Once you cut out distractions, you’ll find the important tasks take less time than you originally thought.

Success at work is all about practice, increasing career capital, and finding pleasure.

In her guide, Vanderkam emphasizes that changing your habits won’t happen overnight. In order to get better at increasing your productive time, you have to practice for quite some time too, but practice with intent. If you want to improve, you have to spend time out of autopilot mode and doing the hard thing.

Consider writers. They can keep writing and writing prose but if they don’t take the hard step to get their work critiqued so they can improve, they won’t be practicing the difficult skill of getting feedback and writing better the next time.

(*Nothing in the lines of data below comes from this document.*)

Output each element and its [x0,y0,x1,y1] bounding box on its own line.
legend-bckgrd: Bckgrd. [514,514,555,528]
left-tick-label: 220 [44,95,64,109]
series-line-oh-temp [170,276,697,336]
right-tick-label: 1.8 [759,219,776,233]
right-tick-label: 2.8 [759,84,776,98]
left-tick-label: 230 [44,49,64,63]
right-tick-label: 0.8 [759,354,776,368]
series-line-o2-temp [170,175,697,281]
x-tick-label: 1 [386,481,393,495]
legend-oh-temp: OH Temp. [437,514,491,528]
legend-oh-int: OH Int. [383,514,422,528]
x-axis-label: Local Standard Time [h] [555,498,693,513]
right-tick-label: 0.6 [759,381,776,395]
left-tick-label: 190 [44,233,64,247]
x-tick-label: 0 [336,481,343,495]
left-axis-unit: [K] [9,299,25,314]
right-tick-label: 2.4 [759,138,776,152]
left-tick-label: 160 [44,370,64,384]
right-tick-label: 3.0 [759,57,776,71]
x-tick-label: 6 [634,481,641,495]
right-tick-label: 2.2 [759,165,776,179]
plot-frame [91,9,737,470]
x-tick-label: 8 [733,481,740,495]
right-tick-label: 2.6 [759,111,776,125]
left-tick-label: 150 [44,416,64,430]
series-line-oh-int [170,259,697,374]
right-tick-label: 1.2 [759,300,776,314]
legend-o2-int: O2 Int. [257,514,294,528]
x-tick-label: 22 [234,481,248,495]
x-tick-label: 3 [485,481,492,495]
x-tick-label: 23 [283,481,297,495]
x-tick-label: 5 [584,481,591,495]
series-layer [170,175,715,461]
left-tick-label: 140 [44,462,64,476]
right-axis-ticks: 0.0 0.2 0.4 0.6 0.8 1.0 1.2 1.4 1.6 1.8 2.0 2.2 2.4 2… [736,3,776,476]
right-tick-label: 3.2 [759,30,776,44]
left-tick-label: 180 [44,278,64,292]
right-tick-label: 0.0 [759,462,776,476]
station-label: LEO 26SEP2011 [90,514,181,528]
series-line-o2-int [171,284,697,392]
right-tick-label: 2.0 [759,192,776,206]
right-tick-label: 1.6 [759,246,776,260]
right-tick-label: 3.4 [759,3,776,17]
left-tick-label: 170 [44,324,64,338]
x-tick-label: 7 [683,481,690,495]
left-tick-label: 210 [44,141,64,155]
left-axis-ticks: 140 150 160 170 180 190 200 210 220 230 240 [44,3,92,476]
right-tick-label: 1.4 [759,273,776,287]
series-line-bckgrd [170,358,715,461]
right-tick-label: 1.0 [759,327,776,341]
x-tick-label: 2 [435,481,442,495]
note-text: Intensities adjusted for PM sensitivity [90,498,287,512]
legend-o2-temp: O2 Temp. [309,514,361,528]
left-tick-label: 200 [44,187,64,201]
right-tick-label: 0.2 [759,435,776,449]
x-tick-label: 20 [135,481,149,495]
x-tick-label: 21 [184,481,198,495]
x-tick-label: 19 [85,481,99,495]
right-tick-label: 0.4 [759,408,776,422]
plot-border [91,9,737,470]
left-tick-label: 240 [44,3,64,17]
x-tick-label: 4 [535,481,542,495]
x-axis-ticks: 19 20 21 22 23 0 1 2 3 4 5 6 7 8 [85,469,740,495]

Next, the author suggests that in order to progress in our careers, we have to build and nurture our career capital. Career capital is many things: our experience, professional network, skills, and personality. By keeping this part of our life healthy, we’ll be able to progress later on.

One way to maintain this is by nurturing our network and work relationships. Make sure you’re checking in to see if your colleagues, bosses, and network know that you’re trustworthy. When people know you’re reliable, they’re more likely to recommend you around.

Finally, make sure you’re taking care of your happiness. Developmental psychologist Steven Kramer and professor Teressa Amabile found in their book The Progress Principle that 76% of the days on which employees were happy were also days they made a breakthrough at work. Stay attentive to signs of success in your work life, whether some positive feedback or finishing a thesis. When you notice these signs, you’re more likely to be happy on a regular basis.

The Main Take-away

The ideal morning is within reach. Start by tracking your time and noticing where you can cut down in order to accommodate a morning routine. Visualize what your ideal morning would be and make sure you have enough time for everything you’d like to do. Consider logistics and slowly integrate the habits you wish to adopt. Keep it adaptable to outside forces until it’s just as you’d like it. To have a more productive weekend, plan ahead, and make a list of activities that will keep you excited and looking forward. Schedule in rest time too. To be productive at work, notice when you’re actually working on your time tracking sheet. Plan your priorities, cut out distractions, and nurture your career capital. Finally, make sure you’re noticing your wins and improvements to make for a happy day-to-day life.

About the Author

Laura Vanderkam is a time-management expert and author of best-selling productivity books including Juliet’s School of Possibilities, Off the Clock, I Know How She Does It, and 168 Hours. Her work has appeared in publications like The New York Times, The Wall Street Journal, USA Today, City Journal, Fortune, and Fast Company. She has appeared on numerous TV programs including The Today Show and CBS This Morning. She lives outside of Philadelphia with her husband and five children.